Obama tried to hit reset with the Middle East after the Bush years. He continued to support Israel, but he described Israel’s presence in the West Bank as an “occupation.” He was more forcefully opposed to the construction of new settlements in the West Bank. He engineered a summit between then-Israeli Prime Minister Benjamin Netanyahu and Abbas at the White House, but the effort ultimately failed. After Trump was elected, the US representative at the UN Security Council declined to veto a resolution condemning settlement construction.
Netanyahu rails against Iran nuclear deal – in 100 seconds
Obama and Biden negotiated with other world leaders to lift certain sanctions in exchange for Iran abandoning its pursuit of nuclear weapons. Netanyahu was so vehemently opposed that Republicans asked him in 2015 to address the US Congress in an attempt to stop it.
It was Trump, a vocal Netanyahu ally, who would ultimately end the Iran nuclear deal. Trump also effectively took Israel’s side in negotiations with Palestinians, moving the US Embassy to Jerusalem, a controversial decision, and endorsing the annexation of West Bank and East Jerusalem settlements into Israel.

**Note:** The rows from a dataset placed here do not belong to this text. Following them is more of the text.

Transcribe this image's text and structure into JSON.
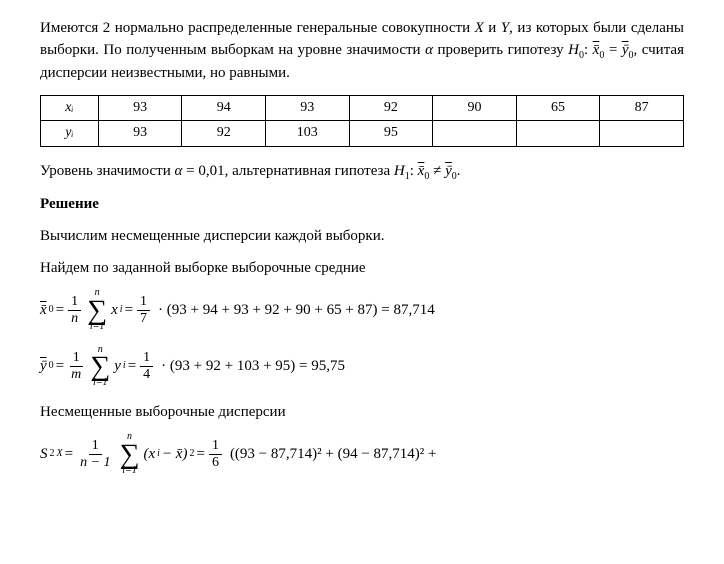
{
  "intro": {
    "line1_a": "Имеются 2 нормально распределенные генеральные совокупности ",
    "line1_b": " и ",
    "line1_c": ", из которых были сделаны выборки. По полученным выборкам на уровне значимости ",
    "line1_d": " проверить гипотезу ",
    "line1_e": ", считая дисперсии неизвестными, но равными.",
    "X": "X",
    "Y": "Y",
    "alpha": "α",
    "H0": "H",
    "H0sub": "0",
    "H0colon": ":  ",
    "xbar0": "x̄",
    "eq": " = ",
    "ybar0": "ȳ",
    "zero": "0"
  },
  "table": {
    "row1_label": "xᵢ",
    "row2_label": "yᵢ",
    "x": [
      "93",
      "94",
      "93",
      "92",
      "90",
      "65",
      "87"
    ],
    "y": [
      "93",
      "92",
      "103",
      "95",
      "",
      "",
      ""
    ]
  },
  "alpha_line": {
    "a": "Уровень значимости ",
    "alpha": "α",
    "eq": " = 0,01, альтернативная гипотеза ",
    "H1": "H",
    "H1sub": "1",
    "colon": ": ",
    "xbar0": "x̄",
    "neq": " ≠ ",
    "ybar0": "ȳ",
    "zero": "0",
    "dot": "."
  },
  "solution_header": "Решение",
  "line_disp": "Вычислим несмещенные дисперсии каждой выборки.",
  "line_mean": "Найдем по заданной выборке выборочные средние",
  "f1": {
    "lhs": "x̄",
    "lhs_sub": "0",
    "num1": "1",
    "den1": "n",
    "sum_top": "n",
    "sum_bot": "i=1",
    "xi": "x",
    "xi_sub": "i",
    "num2": "1",
    "den2": "7",
    "tail": "· (93 + 94 + 93 + 92 + 90 + 65 + 87) = 87,714"
  },
  "f2": {
    "lhs": "ȳ",
    "lhs_sub": "0",
    "num1": "1",
    "den1": "m",
    "sum_top": "n",
    "sum_bot": "i=1",
    "yi": "y",
    "yi_sub": "i",
    "num2": "1",
    "den2": "4",
    "tail": "· (93 + 92 + 103 + 95) = 95,75"
  },
  "line_unbiased": "Несмещенные выборочные дисперсии",
  "f3": {
    "lhs": "S",
    "lhs_sup": "2",
    "lhs_sub": "X",
    "num1": "1",
    "den1": "n − 1",
    "sum_top": "n",
    "sum_bot": "i=1",
    "diff_a": "(x",
    "diff_sub": "i",
    "diff_b": " − x̄)",
    "diff_sup": "2",
    "num2": "1",
    "den2": "6",
    "tail": "((93 − 87,714)² + (94 − 87,714)² +"
  }
}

“Trump really accelerates a shift and cements kind of the abandonment of a two-state solution,” Zelizer said, adding that Trump, now running again for the White House, has made support for Israel more political inside the US. “He is elevating this issue as a partisan issue, where presidents have really tried to avoid that.”
Biden, despite his differences from Trump, has not materially changed policy and indeed has pushed for Israel and Saudi Arabia to normalize their relations.
The future of further such peace efforts with Arab nations could now be in doubt as Israel continues to bomb the Gaza Strip in its effort to punish Hamas.